This article was originally published on ETFTrends.com.
By Frank Holmes via Iris.xyz
“A currency war, fought by one country through competitive devaluations of its currency against others, is one of the most destructive and feared outcomes in international economics.”
So says James Rickards in his bestseller, Currency Wars: The Making of the Next Global Crisis. Written in 2011, Rickards’ book feels particularly prescient today, given China’s recent devaluation of its currency against the U.S. dollar—just the latest volley in the two economies’ escalating trade tensions.
The idea of a currency war “revives ghosts of the Great Depression, when nations engaged in beggar-thy-neighbor devaluations and imposed tariffs that collapsed world trade,” Rickards continues. “Nothing positive ever comes from a currency war.”

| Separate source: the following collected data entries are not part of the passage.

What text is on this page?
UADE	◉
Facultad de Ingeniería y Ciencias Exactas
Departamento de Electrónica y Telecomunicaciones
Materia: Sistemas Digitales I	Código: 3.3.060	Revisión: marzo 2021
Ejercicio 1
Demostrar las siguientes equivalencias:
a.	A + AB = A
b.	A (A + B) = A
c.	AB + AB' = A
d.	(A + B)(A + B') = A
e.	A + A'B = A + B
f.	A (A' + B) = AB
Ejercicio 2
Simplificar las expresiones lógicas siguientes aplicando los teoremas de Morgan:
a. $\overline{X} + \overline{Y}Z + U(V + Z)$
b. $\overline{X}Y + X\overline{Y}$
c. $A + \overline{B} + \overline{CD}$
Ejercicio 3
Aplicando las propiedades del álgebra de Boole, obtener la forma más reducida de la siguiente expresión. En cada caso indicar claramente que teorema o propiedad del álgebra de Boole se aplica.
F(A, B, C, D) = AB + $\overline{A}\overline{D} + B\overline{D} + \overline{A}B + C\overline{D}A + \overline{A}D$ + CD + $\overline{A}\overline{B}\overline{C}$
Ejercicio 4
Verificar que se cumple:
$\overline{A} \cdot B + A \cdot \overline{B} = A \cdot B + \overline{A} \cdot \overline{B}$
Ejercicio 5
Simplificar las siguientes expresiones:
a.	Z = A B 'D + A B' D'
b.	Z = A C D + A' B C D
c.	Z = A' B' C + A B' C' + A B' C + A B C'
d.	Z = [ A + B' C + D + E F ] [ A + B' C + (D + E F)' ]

Be that as it may, China’s central bank on Monday allowed its currency, the renminbi, also known as the yuan, to weaken past 7.0 versus the dollar, a level unseen since 2008. A weaker currency gives China certain advantages over the U.S., including making its goods more competitively priced for foreign buyers.
The move follows President Donald Trump’s announcement that the U.S. will be imposing an additional 10 percent tariff on the remaining $300 billion of imports from China, effective September 1. This is on top of the 25 percent tariff that’s already in place on $250 billion worth of Chinese-made goods.
Global stocks sold off dramatically on Monday, as investors interpreted China’s decision as a sign that the trade war between the two countries is far from over. Late in the day, Treasury Secretary Steven Mnuchin made the bold move to designate China as a currency manipulator, writing that the purpose of the devaluation “is to gain unfair competitive advantage in international trade.”